A simple filtration system for red blood cell depletion and volume reduction in routine processing of human umbilical cord blood

Abstract

Currently, stem cells and other progenitor cells are obtained from human umbilical cord blood (HUCB) using a variety of methods that are designed primarily for red blood cell depletion and volume reduction prior to freezing and storage. Some of these methods are very cumbersome and involve several steps that may result in significant cell loss. Therefore, processes that minimize the loss of haematopoietic stem and progenitor cells (HSPC) remains very critical. In the present study, we describe a simple filtration process for achieving both volume reduction and red blood cell depletion in a 'closed sterile system' with significant recovery of viable HSPC. About 80-100 ml of HUCB were collected into citrate-phosphate-dextrose-adenine 1 anticoagulant.
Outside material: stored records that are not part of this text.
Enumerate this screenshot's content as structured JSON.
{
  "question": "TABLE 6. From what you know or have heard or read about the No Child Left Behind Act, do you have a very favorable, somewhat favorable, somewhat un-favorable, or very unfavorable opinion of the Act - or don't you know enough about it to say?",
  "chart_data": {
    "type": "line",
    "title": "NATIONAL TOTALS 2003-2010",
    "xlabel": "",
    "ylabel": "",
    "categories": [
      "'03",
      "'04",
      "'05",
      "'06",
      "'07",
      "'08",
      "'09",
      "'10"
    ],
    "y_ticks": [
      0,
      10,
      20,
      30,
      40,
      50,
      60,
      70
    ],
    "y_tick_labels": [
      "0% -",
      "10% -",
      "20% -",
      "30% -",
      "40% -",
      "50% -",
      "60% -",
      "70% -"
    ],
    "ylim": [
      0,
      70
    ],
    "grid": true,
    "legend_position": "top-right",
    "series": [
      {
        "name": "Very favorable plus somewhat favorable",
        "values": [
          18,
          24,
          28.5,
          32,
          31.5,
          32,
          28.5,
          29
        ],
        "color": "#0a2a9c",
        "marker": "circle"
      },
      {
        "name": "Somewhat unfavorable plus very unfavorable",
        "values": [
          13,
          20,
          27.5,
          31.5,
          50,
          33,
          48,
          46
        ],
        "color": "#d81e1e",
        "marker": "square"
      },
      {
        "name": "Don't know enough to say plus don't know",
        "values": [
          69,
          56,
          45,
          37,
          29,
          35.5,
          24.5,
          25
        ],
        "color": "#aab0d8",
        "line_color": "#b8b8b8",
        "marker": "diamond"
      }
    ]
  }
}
Each HUCB was divided into 25-70-ml aliquots and then either diluted with isotonic saline or filtered without any prior dilution with an experimental Red Cell Volume Reduction System (RCVRS). The HSPCs were recovered by retrograde rinsing of the filter with an isotonic stem cell recovery solution. The viability, colony forming properties, leucocytes and CD34+ cells recoveries were determined. The mean volume of the HUCB before processing was reduced from 43.9 +/- 7.9 ml to 11.8 +/- 0.7 ml (n = 55) with red blood cell depletion of 85.2 +/- 3.7%. Diluting the HUCB with isotonic saline prior to processing with RCVRS increased the red blood cell depletion to 91.9 +/- 3.0% (n = 7) without any significant loss in viability or cell recovery. The mean viability of the RCVRS-processed HUCB was not significantly different from the control unprocessed blood (96.60 +/- 1.90 vs. 96.63 +/- 2.12%; P > 0.05). The mean recoveries of the CD34+ and the haematopoietic clonogenic progenitor cells with the filter were 83.9 +/- 26.8 (n = 40) and 99.9 +/- 27.9% (n = 35), respectively. The present results show that the RCVRS provides a simple and easy-to-use process for obtaining red blood cell depletion and volume reduction of HUCB with good cell viability and recoveries.